On Jan. 20, Santa Cruz County District Attorney Jeffrey Rosell announced that Home Chef, an online home-cooked meal delivery company, has agreed to change its websites and sales practices to protect California consumers.
The Chicago-based company will pay $450,000 in penalties pursuant to a judgment filed by the California Auto Renewal Taskforce in Los Angeles. The terms are part of a final court judgment negotiated with CART, a task force of prosecutors that includes the District Attorney offices of Santa Cruz, Santa Clara, Los Angeles, San
Diego, and Santa Barbara counties, and the Santa Monica City Attorney’s Office.
Federal and state law require businesses to provide consumers with clear disclosure of their automatic renewal terms and conditions before charging them for the service.
The disclosure must include instruction for the cancelation of the automatic renewal subscription. The law requires businesses to obtain consent from customers prior to automatic renewal and provide confirmation of the transaction.
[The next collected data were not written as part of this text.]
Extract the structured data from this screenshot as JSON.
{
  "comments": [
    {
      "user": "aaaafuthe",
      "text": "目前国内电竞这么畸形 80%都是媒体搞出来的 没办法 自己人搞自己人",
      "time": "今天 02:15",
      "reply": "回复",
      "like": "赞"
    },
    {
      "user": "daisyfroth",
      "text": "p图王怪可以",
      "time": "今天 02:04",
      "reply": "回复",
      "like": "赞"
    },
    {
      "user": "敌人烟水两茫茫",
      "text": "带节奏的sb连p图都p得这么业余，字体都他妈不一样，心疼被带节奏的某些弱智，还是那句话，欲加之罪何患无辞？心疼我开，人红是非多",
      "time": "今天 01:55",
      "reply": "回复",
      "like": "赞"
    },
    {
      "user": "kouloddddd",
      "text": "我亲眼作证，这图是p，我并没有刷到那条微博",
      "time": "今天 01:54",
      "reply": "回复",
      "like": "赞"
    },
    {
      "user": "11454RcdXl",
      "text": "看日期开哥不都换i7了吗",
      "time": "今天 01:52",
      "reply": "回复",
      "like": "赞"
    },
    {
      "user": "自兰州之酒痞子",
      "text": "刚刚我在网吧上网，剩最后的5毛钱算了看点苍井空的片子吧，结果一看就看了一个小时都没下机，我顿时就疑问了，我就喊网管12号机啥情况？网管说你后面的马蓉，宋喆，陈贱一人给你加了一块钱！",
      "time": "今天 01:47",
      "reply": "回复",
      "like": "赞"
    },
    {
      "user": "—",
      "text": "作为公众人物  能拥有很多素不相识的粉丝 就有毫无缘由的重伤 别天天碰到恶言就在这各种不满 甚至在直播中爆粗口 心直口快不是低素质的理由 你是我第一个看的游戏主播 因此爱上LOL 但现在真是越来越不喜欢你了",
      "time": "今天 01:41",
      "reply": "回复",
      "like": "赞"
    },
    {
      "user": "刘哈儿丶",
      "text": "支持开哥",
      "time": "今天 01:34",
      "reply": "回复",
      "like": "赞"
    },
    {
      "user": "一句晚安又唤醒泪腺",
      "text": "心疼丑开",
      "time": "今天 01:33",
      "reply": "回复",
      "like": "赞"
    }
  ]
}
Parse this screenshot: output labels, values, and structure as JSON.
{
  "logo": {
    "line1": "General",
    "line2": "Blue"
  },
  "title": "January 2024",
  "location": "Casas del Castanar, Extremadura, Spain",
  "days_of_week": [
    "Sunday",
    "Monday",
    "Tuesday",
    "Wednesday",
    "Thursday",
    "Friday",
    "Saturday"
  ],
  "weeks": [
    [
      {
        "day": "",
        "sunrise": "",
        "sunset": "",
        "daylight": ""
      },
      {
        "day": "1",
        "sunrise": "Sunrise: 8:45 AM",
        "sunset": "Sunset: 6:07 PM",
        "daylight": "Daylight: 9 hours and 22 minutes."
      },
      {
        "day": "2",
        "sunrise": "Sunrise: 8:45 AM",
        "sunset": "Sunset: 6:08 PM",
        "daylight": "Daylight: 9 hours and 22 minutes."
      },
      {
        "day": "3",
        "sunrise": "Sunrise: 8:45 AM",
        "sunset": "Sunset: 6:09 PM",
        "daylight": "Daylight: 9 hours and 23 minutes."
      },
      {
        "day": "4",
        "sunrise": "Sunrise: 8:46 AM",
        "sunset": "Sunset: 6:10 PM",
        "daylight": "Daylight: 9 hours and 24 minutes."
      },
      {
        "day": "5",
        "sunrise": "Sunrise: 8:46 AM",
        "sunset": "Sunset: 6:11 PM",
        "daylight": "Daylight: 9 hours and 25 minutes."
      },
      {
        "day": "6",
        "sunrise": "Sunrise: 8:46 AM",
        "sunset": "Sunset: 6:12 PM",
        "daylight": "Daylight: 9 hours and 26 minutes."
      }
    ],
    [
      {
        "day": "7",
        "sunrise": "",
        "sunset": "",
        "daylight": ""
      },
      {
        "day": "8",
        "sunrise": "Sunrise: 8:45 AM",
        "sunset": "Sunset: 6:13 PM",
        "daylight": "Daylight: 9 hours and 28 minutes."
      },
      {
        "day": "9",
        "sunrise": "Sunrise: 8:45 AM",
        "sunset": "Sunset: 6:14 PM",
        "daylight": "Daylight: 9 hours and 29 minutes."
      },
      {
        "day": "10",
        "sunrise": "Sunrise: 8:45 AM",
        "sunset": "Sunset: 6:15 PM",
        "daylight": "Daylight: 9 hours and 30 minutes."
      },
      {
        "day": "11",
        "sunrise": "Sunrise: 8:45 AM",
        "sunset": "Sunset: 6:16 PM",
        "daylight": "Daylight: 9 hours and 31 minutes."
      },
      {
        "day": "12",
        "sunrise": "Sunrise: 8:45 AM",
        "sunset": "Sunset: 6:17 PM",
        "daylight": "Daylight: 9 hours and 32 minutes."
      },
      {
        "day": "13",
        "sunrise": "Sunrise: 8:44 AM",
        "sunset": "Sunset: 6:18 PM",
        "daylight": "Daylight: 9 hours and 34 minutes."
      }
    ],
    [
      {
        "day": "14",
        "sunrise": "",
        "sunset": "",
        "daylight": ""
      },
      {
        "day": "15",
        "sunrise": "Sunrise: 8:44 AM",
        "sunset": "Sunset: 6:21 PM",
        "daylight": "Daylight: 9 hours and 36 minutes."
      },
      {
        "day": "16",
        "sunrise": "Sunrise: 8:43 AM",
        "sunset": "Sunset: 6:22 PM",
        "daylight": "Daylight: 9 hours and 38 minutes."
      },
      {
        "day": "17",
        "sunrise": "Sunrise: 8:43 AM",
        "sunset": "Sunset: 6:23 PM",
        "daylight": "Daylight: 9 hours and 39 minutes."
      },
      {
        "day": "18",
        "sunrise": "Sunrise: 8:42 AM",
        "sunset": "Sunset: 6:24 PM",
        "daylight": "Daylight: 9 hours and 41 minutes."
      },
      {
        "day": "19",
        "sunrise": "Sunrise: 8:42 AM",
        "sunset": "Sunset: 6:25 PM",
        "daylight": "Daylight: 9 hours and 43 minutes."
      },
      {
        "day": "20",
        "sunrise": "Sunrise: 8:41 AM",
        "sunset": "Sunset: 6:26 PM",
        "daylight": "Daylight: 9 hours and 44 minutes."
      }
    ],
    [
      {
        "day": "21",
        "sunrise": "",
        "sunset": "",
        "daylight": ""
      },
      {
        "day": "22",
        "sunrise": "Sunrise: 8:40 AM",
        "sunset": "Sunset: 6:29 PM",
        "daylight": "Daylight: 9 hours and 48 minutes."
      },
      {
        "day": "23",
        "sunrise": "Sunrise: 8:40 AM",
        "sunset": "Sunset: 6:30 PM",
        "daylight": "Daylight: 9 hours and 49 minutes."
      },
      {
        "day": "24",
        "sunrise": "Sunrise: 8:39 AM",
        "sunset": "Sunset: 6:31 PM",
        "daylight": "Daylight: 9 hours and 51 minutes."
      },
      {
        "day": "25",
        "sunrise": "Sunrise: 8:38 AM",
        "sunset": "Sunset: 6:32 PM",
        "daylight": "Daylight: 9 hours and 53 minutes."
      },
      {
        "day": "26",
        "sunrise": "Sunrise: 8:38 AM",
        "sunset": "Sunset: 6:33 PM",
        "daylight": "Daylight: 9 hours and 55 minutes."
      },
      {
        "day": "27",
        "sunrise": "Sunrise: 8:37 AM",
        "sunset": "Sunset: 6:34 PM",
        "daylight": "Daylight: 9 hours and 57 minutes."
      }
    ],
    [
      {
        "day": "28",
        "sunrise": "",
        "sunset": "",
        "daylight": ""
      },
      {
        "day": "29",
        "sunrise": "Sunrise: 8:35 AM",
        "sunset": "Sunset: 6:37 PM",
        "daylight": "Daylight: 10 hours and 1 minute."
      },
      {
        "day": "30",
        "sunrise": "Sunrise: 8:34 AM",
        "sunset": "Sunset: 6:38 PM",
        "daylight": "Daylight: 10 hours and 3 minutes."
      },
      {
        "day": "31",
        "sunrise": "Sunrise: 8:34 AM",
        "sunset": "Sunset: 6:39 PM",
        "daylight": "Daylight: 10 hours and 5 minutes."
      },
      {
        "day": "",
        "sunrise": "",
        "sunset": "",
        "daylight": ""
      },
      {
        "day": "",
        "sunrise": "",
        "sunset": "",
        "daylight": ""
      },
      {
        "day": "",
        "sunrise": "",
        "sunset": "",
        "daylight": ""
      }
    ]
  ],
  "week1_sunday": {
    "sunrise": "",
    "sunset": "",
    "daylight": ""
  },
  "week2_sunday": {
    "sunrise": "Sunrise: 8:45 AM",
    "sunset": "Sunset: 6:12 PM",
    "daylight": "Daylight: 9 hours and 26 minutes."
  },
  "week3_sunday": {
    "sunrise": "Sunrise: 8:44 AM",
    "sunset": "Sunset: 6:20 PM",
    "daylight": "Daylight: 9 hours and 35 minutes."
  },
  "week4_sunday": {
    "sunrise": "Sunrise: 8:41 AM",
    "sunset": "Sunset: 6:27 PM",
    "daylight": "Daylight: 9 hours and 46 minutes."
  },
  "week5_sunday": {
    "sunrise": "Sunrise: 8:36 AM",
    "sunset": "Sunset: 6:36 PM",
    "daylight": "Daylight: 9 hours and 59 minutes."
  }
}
“We continue to be part of the joint effort to ensure that consumers always have the right to know if they are going to be subject to ongoing charges,” said Rosell.
Online “subscriptions” and other automatically recurring charges have proliferated in the U.S. in recent years.
Some renewals come after “free trials,” in which consumers need to cancel in time to avoid the charges. Federal and state law requires businesses to make these automatic renewals clear to consumers, and to get their “express, affirmative consent” – before collecting any money.
However, many businesses still do not follow this law, according to Rossell.